The dip in output in the second quarter followed 0.8% growth in the first quarter and was driven by the health sector – as Covid testing and the vaccine programme was wound down – and by retail, as household spending fell, according to the ONS.
It went on to add that gross domestic product (GDP) fell by 0.6% in June, the biggest contraction since January 2021 but less severe than the 1.3% drop predicted by economists.
Last week the Bank of England predicted Britain would enter a recession at the end of 2022 and not emerge until early 2024 as it raised interest rates to battle inflation, which it said was likely to exceed 13% in October.
Britain has lagged behind the United States, Italy and France in recovering from the COVID-19 pandemic, comparing second quarter economic output against late 2019. Germany, however, has fared worse.
“The UK economy is sliding closer to recession and the worst is yet to come,” said Suren Thiru, economics director of the Institute of Chartered Accountants in England and Wales.
Following Friday’s data, finance minister Nadhim Zahawi said he was “determined to work with the Bank of England to get inflation under control and grow the economy”.

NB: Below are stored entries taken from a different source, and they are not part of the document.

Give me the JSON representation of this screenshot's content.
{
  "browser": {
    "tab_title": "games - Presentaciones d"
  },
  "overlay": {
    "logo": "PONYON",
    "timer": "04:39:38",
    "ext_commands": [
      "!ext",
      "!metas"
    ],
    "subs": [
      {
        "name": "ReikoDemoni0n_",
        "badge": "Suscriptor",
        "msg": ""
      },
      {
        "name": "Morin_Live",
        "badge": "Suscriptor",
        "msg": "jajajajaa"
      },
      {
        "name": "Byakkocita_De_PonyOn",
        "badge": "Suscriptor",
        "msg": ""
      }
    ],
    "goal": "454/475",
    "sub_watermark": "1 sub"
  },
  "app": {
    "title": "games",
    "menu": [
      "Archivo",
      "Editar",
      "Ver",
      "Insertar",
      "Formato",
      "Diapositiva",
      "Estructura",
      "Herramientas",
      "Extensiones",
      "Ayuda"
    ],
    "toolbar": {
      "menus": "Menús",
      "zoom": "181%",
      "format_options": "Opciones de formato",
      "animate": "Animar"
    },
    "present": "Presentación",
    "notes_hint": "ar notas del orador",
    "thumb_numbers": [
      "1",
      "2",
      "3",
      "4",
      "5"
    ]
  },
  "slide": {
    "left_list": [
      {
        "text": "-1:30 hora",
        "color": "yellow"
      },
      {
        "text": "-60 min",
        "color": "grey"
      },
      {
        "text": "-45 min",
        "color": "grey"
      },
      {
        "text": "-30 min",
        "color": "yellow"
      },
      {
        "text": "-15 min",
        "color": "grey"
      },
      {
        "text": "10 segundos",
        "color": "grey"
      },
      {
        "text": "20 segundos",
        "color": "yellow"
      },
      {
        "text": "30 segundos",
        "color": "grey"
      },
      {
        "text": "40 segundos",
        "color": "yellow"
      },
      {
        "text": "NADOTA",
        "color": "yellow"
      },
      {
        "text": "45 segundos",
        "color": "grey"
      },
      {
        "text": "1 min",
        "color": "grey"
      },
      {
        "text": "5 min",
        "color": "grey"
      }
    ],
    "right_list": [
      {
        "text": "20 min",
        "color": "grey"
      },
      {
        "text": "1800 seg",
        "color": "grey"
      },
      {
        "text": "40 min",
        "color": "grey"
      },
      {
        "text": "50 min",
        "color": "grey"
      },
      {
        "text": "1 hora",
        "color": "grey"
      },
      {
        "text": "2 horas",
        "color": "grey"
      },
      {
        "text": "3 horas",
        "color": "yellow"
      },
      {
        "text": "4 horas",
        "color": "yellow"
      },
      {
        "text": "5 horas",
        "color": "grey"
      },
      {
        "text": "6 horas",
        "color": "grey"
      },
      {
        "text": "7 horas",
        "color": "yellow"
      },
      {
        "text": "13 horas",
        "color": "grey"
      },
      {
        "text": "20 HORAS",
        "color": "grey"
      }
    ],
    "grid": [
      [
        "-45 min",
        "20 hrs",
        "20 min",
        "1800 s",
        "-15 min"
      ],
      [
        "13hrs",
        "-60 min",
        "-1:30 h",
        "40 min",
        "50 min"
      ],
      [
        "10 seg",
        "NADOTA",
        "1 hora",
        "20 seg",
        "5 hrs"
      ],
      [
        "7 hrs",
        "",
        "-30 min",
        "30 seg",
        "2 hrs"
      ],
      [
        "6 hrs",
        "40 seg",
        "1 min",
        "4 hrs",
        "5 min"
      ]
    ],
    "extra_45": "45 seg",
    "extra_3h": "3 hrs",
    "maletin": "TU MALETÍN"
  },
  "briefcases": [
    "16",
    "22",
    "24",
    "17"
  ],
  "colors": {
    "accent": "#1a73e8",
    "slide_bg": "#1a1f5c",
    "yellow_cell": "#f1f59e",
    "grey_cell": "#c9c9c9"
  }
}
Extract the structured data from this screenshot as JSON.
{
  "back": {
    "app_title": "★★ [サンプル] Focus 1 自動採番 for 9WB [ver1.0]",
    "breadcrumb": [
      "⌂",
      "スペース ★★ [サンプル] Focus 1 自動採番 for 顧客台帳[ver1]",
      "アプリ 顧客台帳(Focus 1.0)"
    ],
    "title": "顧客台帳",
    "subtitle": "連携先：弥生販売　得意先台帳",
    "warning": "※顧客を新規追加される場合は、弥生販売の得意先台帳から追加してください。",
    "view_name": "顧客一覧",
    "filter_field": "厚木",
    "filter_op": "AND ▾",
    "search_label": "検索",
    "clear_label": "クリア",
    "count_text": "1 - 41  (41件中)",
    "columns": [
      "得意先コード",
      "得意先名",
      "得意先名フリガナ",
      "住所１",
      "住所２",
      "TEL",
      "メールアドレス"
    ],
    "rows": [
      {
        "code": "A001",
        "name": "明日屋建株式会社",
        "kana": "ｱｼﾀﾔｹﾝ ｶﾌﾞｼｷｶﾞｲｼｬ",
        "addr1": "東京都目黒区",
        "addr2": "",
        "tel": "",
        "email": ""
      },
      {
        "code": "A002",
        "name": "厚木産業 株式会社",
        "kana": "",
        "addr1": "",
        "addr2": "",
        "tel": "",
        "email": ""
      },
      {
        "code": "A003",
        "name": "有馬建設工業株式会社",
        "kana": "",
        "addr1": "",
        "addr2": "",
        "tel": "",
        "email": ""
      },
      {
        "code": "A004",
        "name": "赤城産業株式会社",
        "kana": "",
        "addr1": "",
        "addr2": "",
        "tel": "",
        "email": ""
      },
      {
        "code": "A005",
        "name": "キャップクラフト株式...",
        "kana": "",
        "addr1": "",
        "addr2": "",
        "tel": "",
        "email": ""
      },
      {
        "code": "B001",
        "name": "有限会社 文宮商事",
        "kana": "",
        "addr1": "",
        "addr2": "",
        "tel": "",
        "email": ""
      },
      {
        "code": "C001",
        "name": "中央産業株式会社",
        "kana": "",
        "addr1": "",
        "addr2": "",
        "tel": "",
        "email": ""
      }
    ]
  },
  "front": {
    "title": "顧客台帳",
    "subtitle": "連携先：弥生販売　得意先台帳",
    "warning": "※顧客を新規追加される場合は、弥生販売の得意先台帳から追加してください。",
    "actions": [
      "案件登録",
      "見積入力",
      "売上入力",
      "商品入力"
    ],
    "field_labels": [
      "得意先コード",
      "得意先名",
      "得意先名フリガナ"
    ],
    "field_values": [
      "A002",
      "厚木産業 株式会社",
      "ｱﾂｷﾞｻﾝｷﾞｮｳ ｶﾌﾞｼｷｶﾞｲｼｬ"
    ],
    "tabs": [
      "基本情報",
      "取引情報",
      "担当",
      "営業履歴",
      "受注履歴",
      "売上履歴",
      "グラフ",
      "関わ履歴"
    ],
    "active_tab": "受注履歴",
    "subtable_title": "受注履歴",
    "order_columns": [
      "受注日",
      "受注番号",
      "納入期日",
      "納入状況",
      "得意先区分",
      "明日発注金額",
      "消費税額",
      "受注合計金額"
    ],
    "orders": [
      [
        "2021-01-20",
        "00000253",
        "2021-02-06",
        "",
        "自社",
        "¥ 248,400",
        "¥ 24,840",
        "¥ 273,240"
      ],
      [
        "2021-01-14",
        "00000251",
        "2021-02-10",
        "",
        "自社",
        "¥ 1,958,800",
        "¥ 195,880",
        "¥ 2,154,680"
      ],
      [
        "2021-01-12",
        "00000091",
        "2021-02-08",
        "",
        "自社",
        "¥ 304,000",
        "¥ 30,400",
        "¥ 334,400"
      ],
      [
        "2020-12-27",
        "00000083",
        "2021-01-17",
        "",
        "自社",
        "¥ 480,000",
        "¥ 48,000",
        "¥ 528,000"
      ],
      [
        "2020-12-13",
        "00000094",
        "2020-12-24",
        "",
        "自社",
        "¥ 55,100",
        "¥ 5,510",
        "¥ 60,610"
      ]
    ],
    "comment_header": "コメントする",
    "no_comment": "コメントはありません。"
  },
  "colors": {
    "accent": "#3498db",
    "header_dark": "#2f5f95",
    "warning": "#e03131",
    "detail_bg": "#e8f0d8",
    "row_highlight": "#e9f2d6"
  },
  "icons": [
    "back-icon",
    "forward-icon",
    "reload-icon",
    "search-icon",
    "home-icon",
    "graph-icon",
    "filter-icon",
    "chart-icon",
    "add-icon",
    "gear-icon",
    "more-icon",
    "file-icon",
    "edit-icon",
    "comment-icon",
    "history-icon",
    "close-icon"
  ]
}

But Prime Minister Boris Johnson will not make “major fiscal interventions” before leaving office next month, his spokesman said on Monday amid calls for immediate government action to tackle Britain’s cost-of-living crisis.
Johnson, who last month announced he would step down on September 6 following a slew of scandals, is set to hand power to either Liz Truss or Rishi Sunak after a summer-long Conservative leadership battle.
Foreign Secretary Truss and Sunak — Zahawi’s predecessor as chancellor of the exchequer — have clashed over how to address the crisis.
Truss plans an emergency budget to lower taxes and to review the independent BoE’s inflation-fighting mandate.
But Sunak said tax cuts financed with more borrowing would force the bank to increase interest rates even more, insisting on the need to maintain fiscal rigour and tame the price pressures first.